Improving economy impacts cosmetic dermatology demands

May 1, 2011

As third-party payer reimbursements for medical dermatological care decreased, many dermatologists started growing their cosmetic dermatology practices. When the economy took a nosedive a few years back, many doctors reported a drop in the demand for cosmetic procedures, but given the signs of economic recovery, On Call asked dermatologists if the demand is rebounding.

Key Points

As third-party payer reimbursements for medical dermatological care decreased, many dermatologists started growing their cosmetic dermatology practices.

Dermatologists who spoke to On Call report varying amounts of a slowdown in their practices during the economic downturn, but all report at least some increase in their cosmetic patient load in the past few months.

Melissa Lazarus, M.D., has been practicing in Miami Beach, Fla., for five years.

"I'm lucky I held on to my general dermatology when the economy was bad, because that kept us going. It wasn't that people dropped cosmetics completely, but they did it less frequently. Instead of coming in for Botox every three months, they spread it out as long as they could - returning every four or five months. Instead of doing two syringes of fillers, they would get by on one. We also didn't get a lot of new patients coming in," she says.

"Now a lot of people are coming back to their regular schedule, and two syringes, and I've had more new people interested," she says.

Cosmetic still booming

In practice for 39 years, Margaret Waisman, M.D., has offices in Houston and Aspen, Colo. She says she has had different experiences in her offices.

"In Houston, I'm lucky enough to be in an area not hard hit by the recession.
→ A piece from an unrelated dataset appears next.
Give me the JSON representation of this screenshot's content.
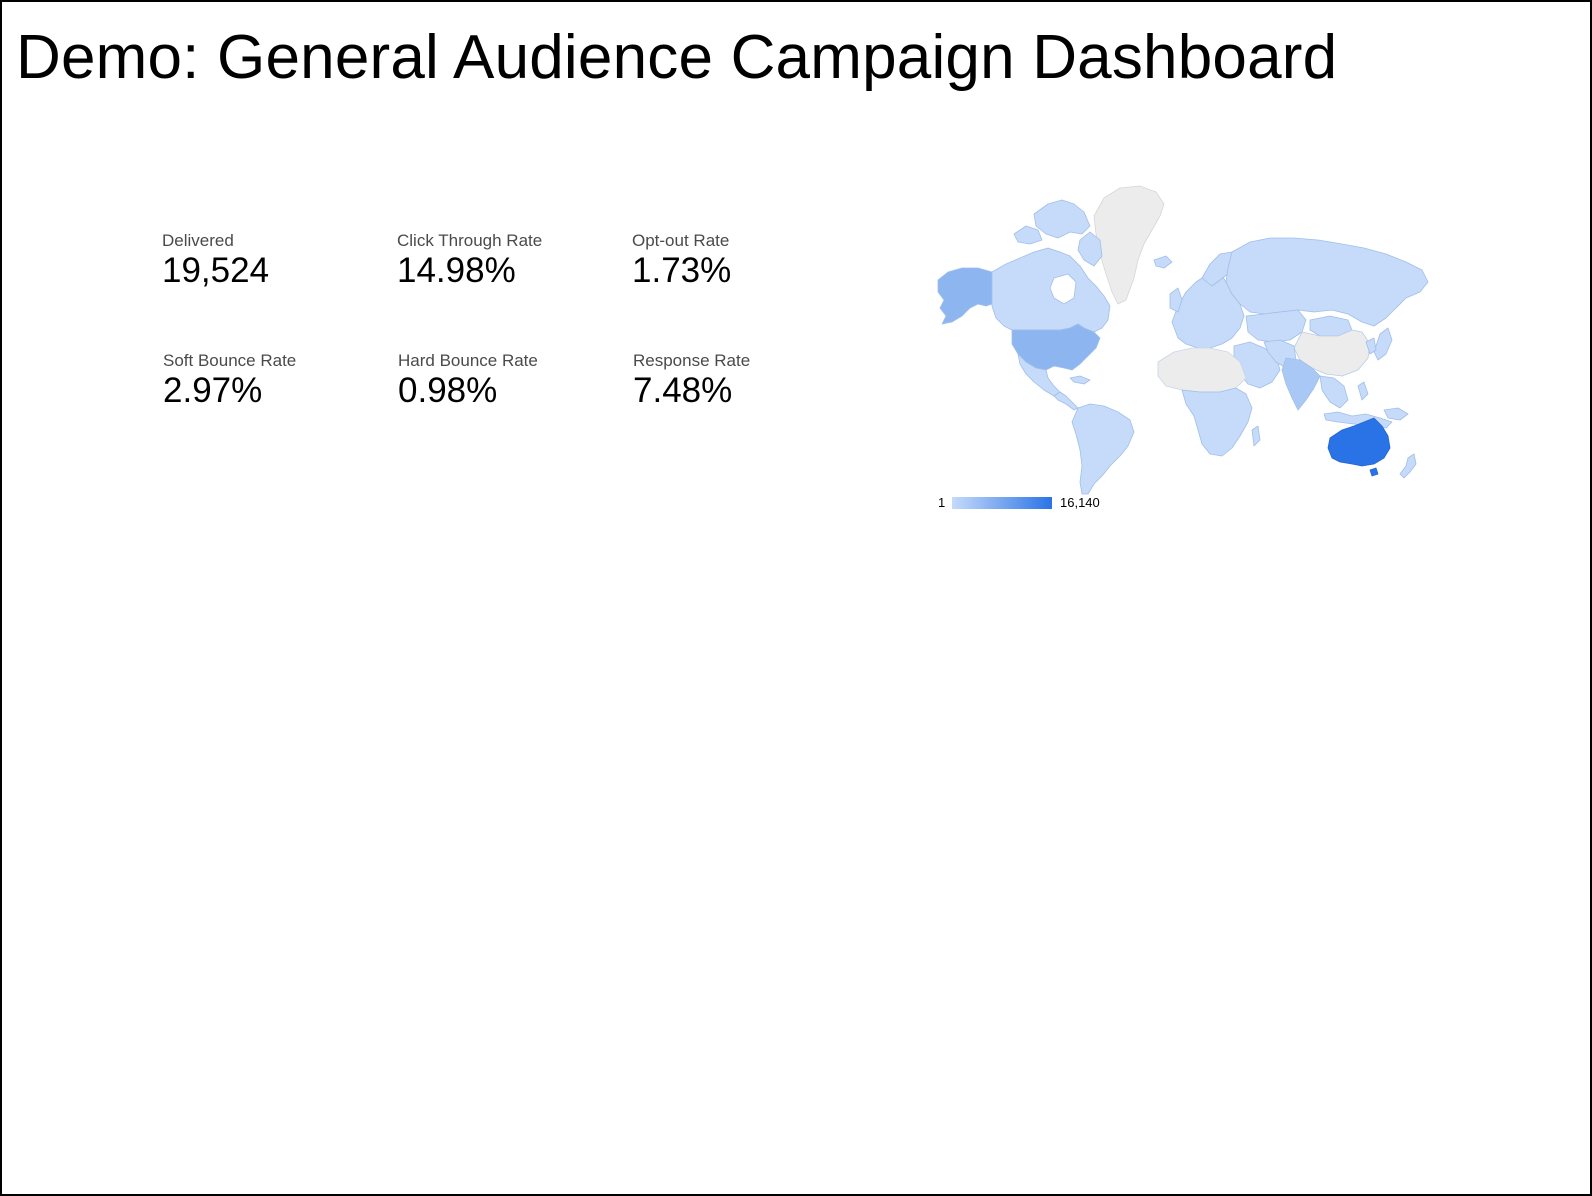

Patients may be stretching out the time line between injections a bit, but not much, and we still have plenty of new people who are interested. I don't think that would be the same in much of the Midwest," Dr. Waisman says.
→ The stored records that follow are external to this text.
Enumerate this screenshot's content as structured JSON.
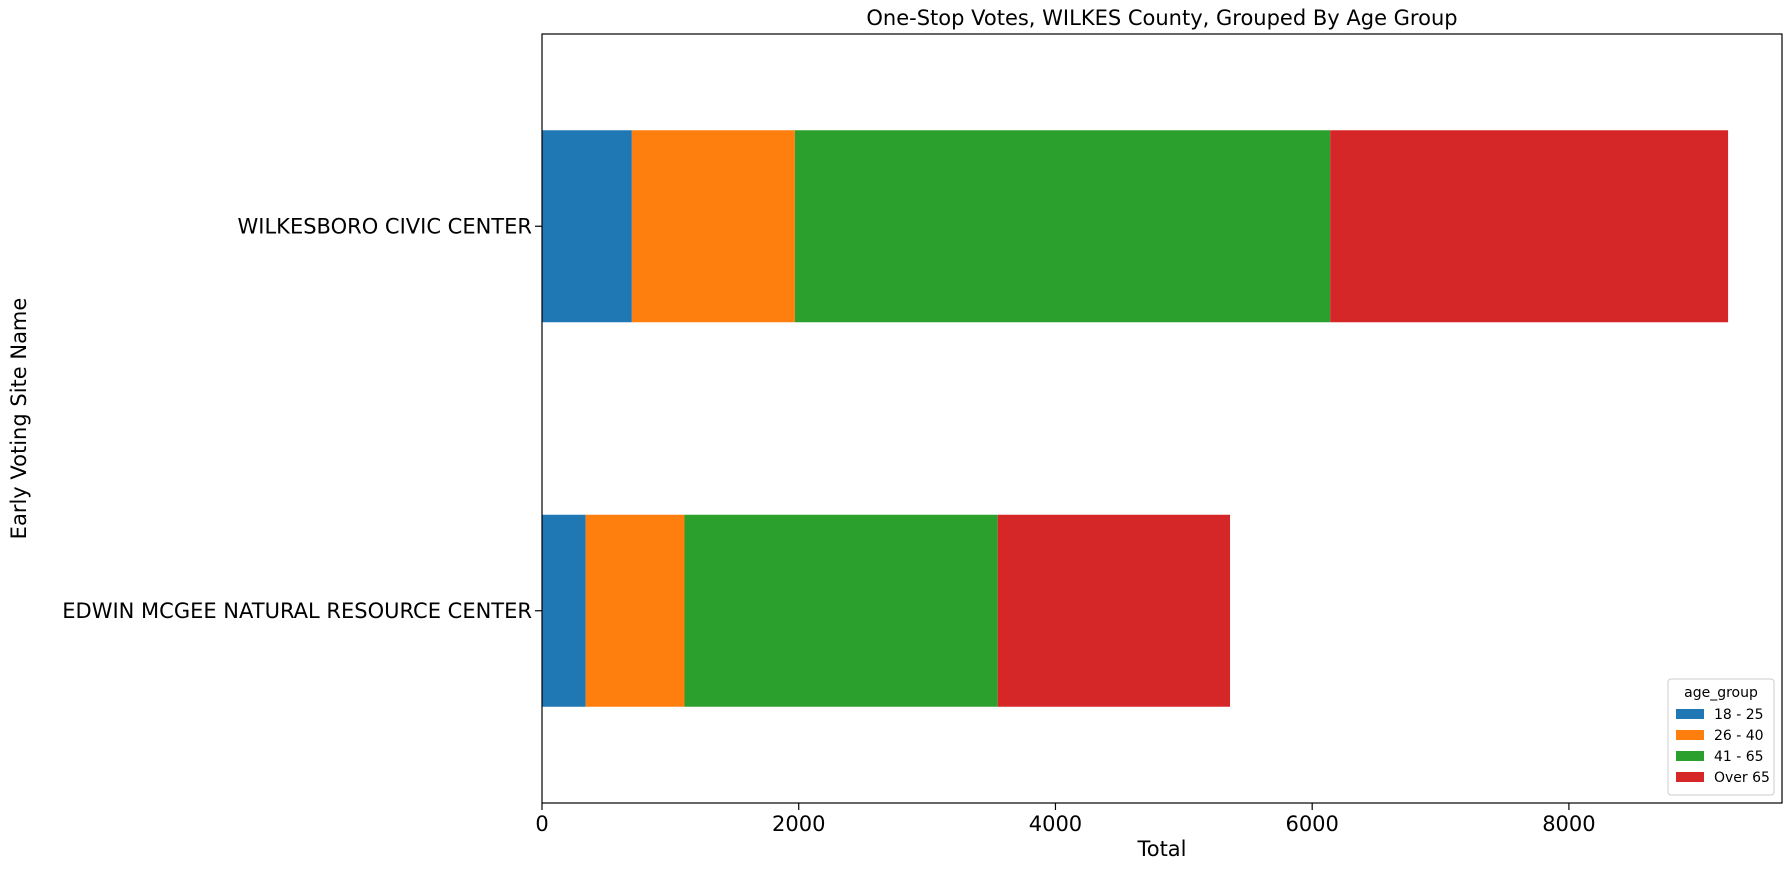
{
  "chart_data": {
    "type": "bar",
    "orientation": "horizontal",
    "stacked": true,
    "title": "One-Stop Votes, WILKES County, Grouped By Age Group",
    "xlabel": "Total",
    "ylabel": "Early Voting Site Name",
    "categories": [
      "EDWIN MCGEE NATURAL RESOURCE CENTER",
      "WILKESBORO CIVIC CENTER"
    ],
    "series": [
      {
        "name": "18 - 25",
        "color": "#1f77b4",
        "values": [
          340,
          700
        ]
      },
      {
        "name": "26 - 40",
        "color": "#ff7f0e",
        "values": [
          770,
          1270
        ]
      },
      {
        "name": "41 - 65",
        "color": "#2ca02c",
        "values": [
          2440,
          4170
        ]
      },
      {
        "name": "Over 65",
        "color": "#d62728",
        "values": [
          1810,
          3100
        ]
      }
    ],
    "xlim": [
      0,
      9660
    ],
    "xticks": [
      0,
      2000,
      4000,
      6000,
      8000
    ],
    "xtick_labels": [
      "0",
      "2000",
      "4000",
      "6000",
      "8000"
    ],
    "legend": {
      "title": "age_group",
      "placement": "lower right"
    },
    "grid": false
  }
}
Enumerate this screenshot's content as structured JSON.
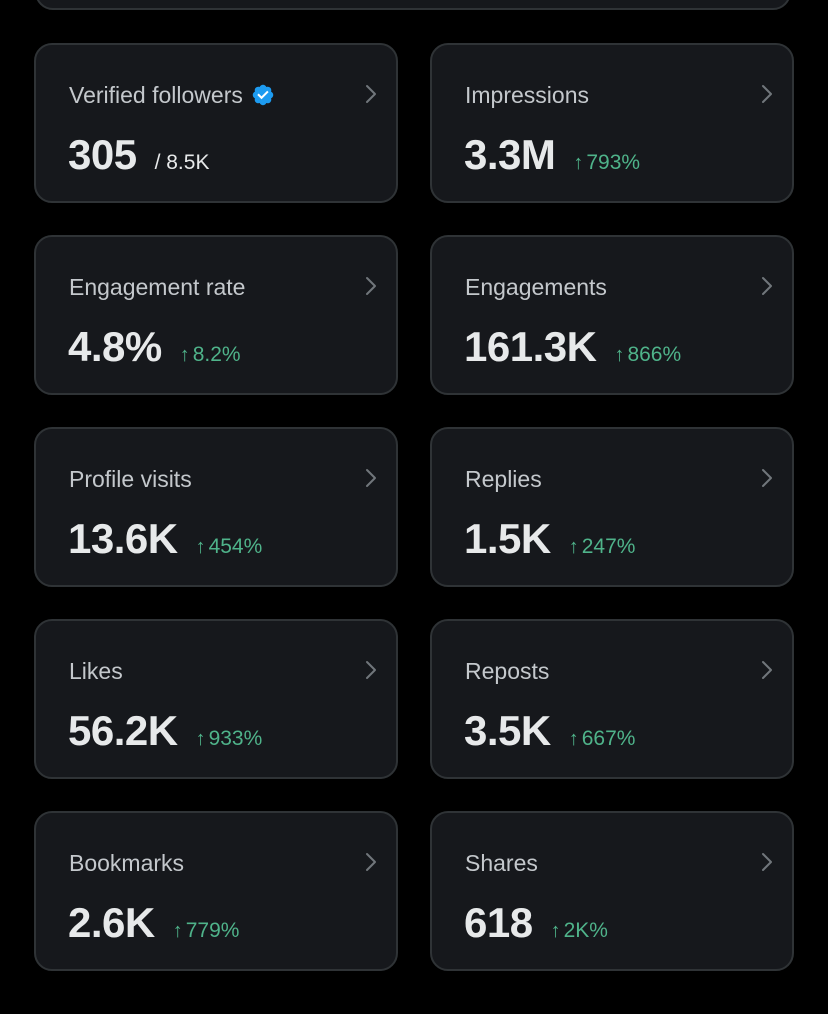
{
  "colors": {
    "background": "#000000",
    "card": "#16181c",
    "border": "#2f3336",
    "label": "#c4c8cc",
    "value": "#e7e9ea",
    "positive": "#4fb38a",
    "verified": "#1d9bf0"
  },
  "metrics": [
    {
      "label": "Verified followers",
      "value": "305",
      "total": "/ 8.5K",
      "verified": true
    },
    {
      "label": "Impressions",
      "value": "3.3M",
      "change": "793%"
    },
    {
      "label": "Engagement rate",
      "value": "4.8%",
      "change": "8.2%"
    },
    {
      "label": "Engagements",
      "value": "161.3K",
      "change": "866%"
    },
    {
      "label": "Profile visits",
      "value": "13.6K",
      "change": "454%"
    },
    {
      "label": "Replies",
      "value": "1.5K",
      "change": "247%"
    },
    {
      "label": "Likes",
      "value": "56.2K",
      "change": "933%"
    },
    {
      "label": "Reposts",
      "value": "3.5K",
      "change": "667%"
    },
    {
      "label": "Bookmarks",
      "value": "2.6K",
      "change": "779%"
    },
    {
      "label": "Shares",
      "value": "618",
      "change": "2K%"
    }
  ],
  "icons": {
    "arrow_up": "↑",
    "chevron": "chevron-right-icon",
    "verified": "verified-badge-icon"
  }
}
Even where the recession took hold, she says her cosmetic practice actually experienced an increase.

"I have unemployed patients in Colorado, because no matter what they tell you, the economy hasn't been good around Aspen," she says. "So I think a lot of people are doing it because they are job-hunting and want to look younger; they know they need to look younger, and that's sad."

Feeling the hit

Adam C. Esser, M.D., has a Mohs surgery and cosmetic dermatology practice at Kaiser Permanente, Panorama City, Calif. He is in a working-class, ethnically diverse neighborhood.

"We definitely saw a slowdown here when the economy went downhill, but it wasn't as severe as we anticipated," he says. "Patients were doing fewer procedures, but they were still coming in. Where before we might inject lips and nasolabial folds, people started choosing between the two.

"Patients are starting to get more aggressive again. They feel better about their situation. Still, it's an incredibly high unemployment rate here, but the people who can afford procedures are starting to do them again," he says.